(Pictured: Linda Ronstadt in a Boy Scout getup is quite a vibe.)
Not long ago, I listened to American Top 40‘s special countdown of the Top 40 acts of the 1970s. I may have heard this show when it first aired in 1978, although I don’t recall specifically. A few years ago, based only on looking at the cue sheet, I called it the single greatest all-killer, no-filler edition of AT40. Let’s see if that’s true.
40. Earth Wind and Fire
39. Electric Light Orchestra
38. Grand Funk
36. Steve Miller
35. Ringo Starr
34. Captain and Tennille
32. Carly Simon
31. Donny Osmond
Casey plays “Go Away Little Girl” because he had to play something, and most of Donny’s solo hits are equally objectionable. I never noticed it before, but the vocal on “Go Away Little Girl” is double-tracked.
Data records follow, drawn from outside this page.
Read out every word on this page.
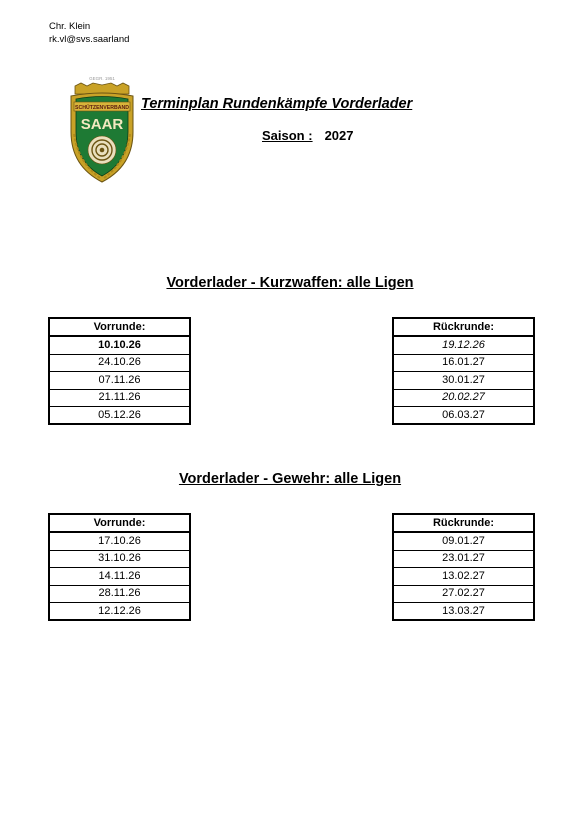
Chr. Klein
rk.vl@svs.saarland
GEGR. 1951
SCHÜTZENVERBAND
SAAR
Terminplan Rundenkämpfe Vorderlader
Saison : 2027
Vorderlader - Kurzwaffen: alle Ligen
Vorrunde:
10.10.26
24.10.26
07.11.26
21.11.26
05.12.26
Rückrunde:
19.12.26
16.01.27
30.01.27
20.02.27
06.03.27
Vorderlader - Gewehr: alle Ligen
Vorrunde:
17.10.26
31.10.26
14.11.26
28.11.26
12.12.26
Rückrunde:
09.01.27
23.01.27
13.02.27
27.02.27
13.03.27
30. Linda Ronstadt. Casey says that in the 23 years of the rock era (to 1978), nine acts have managed two Top-10 hits at the same time, but Linda is the first woman to do it, with “It’s So Easy” and “Blue Bayou” in December 1977.
29. Rod Stewart
28. Roberta Flack
More good trivia: Casey says Roberta Flack has spent more weeks at #1 than any other female act of the 70s so far, 12 in all: six for “First Time Ever I Saw Your Face,” five for “Killing Me Softly,” and one for “Feel Like Makin’ Love.”
27. Temptations. A lot of songs on this show are shortened. Casey plays about two-and-a-half minutes of “Papa Was a Rolling Stone,” although he had managed to play all of “That’s the Way I’ve Always Heard It Should Be” and “Killing Me Softly,” and most of “Maggie May.”
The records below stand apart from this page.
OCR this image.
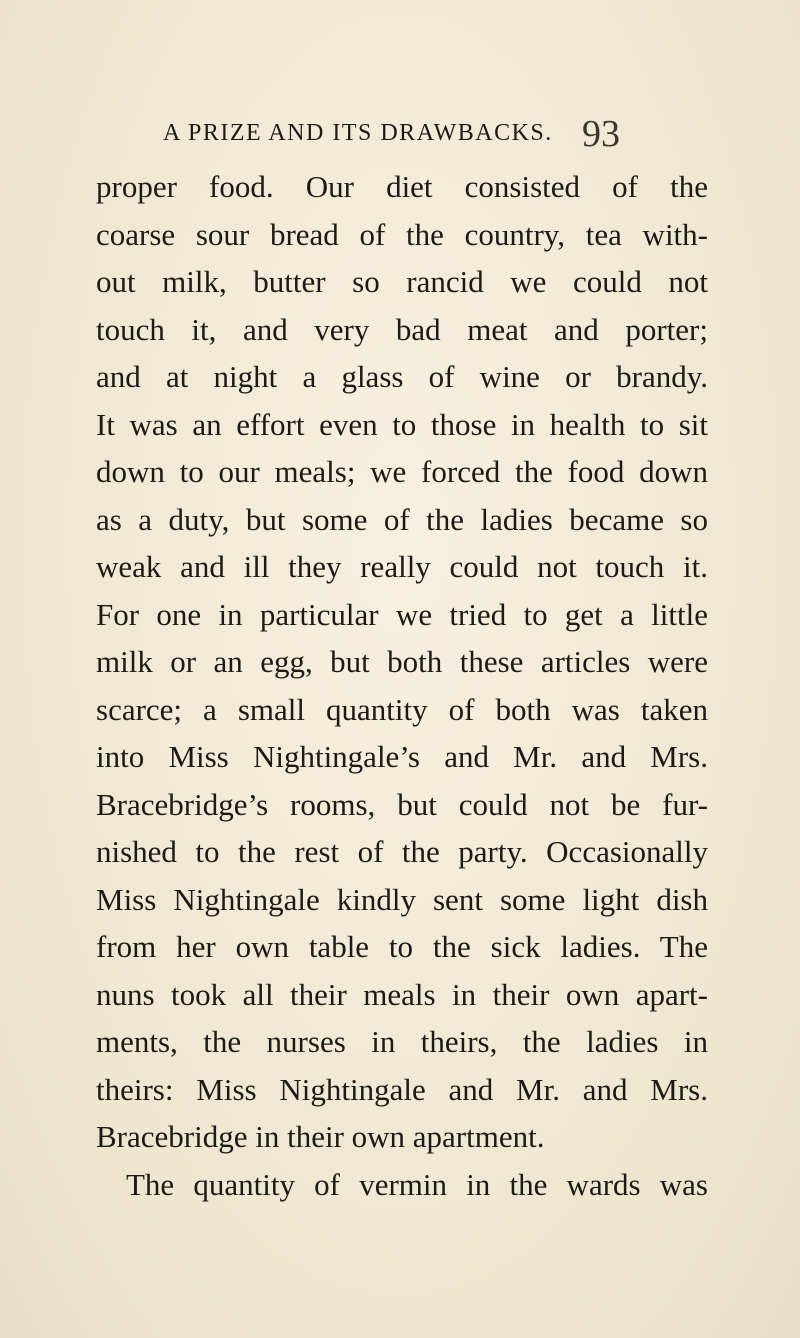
A PRIZE AND ITS DRAWBACKS. 93
proper food. Our diet consisted of the
coarse sour bread of the country, tea with-
out milk, butter so rancid we could not
touch it, and very bad meat and porter;
and at night a glass of wine or brandy.
It was an effort even to those in health to sit
down to our meals; we forced the food down
as a duty, but some of the ladies became so
weak and ill they really could not touch it.
For one in particular we tried to get a little
milk or an egg, but both these articles were
scarce; a small quantity of both was taken
into Miss Nightingale’s and Mr. and Mrs.
Bracebridge’s rooms, but could not be fur-
nished to the rest of the party. Occasionally
Miss Nightingale kindly sent some light dish
from her own table to the sick ladies. The
nuns took all their meals in their own apart-
ments, the nurses in theirs, the ladies in
theirs: Miss Nightingale and Mr. and Mrs.
Bracebridge in their own apartment.
The quantity of vermin in the wards was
26. James Taylor. “You’ve Got a Friend” loses a verse. Casey discusses Taylor as a pioneer of the “soft sounds of the 70s.” Several others are yet to come.
25. Paul Simon
Casey plays “The Cisco Kid,” which, against all odds, is the single most evocative time-and-place record on this list for me, with the exception of the one he plays at #14.
22. Olivia Newton-John
21. Elvis Presley
Casey plays “The Wonder of You” and notes that Elvis is the #1 recording artist of all time. The Spinners are the lone answer to the following question: name the acts that hit the Top Five in five consecutive years at any point between 1970 and 1978.
19. Marvin Gaye
18. Barry Manilow
17. Aretha Franklin
16. Neil Diamond
15. John Denver
Casey notes how most of Neil Diamond’s songs are about “heavy” subjects, and he calls John Denver “Mr. Clean.”
13. Al Green
12. Diana Ross
Casey plays “New Kid in Town,” which was the #1 song on my 17th birthday with all such a thing implies, and I’ve never gotten tired of it. He also plays “Let’s Stay Together” and “Ain’t No Mountain High Enough,” and at this point, the show becomes radio comfort food. At the moment I listen, there’s nothing I need more.
11. Tony Orlando and Dawn
10. Helen Reddy
This list shows that Helen Reddy is the #1 female solo star of the 1970s. But like Olivia Newton-John back at #22, she was not invited to the party when oldies and classic hits radio started playing 70s hits. (Dawn was slightly more welcome: “Knock Three Times” fit the vibe pretty well, at least for a while.) Both Reddy and ONJ moved not just singles but albums by the barge-load during the 1970s, so audiences clearly liked them. But when the oldies boom began, maybe they were perceived as dated or unhip or something else. Beats me.
9. Gladys Knight and the Pips
8. Three Dog Night
Casey notes how Three Dog Night consistently chose the work of unknown songwriters who later became famous, Randy Newman, Harry Nilsson, Paul Williams, and Laura Nyro among them. It doesn’t really work that way now, when Max Martin writes pretty much everything for everybody.
7. Chicago. Casey says that Chicago’s 11 million-selling albums since 1970 makes them the most successful album group of the 70s so far.
6. Jackson Five
5. Stevie Wonder
3. Paul McCartney and Wings
Although Paul far outdistanced his bandmates for solo success by 1978, he wasn’t always out front. Up until 1974, George and Ringo had done about as well.
2. Bee Gees
1. Elton John
Casey says that based on the point system AT40 used to determine this list, Elton placed #1 by an enormous margin. But in July 1978, it had been a year-and-a-half since he’d had a significant hit. We know now that he would never again scale the heights he achieved during the period of this survey.
All killer, no filler? Donny Osmond’s got some things to answer for, but otherwise, yeah.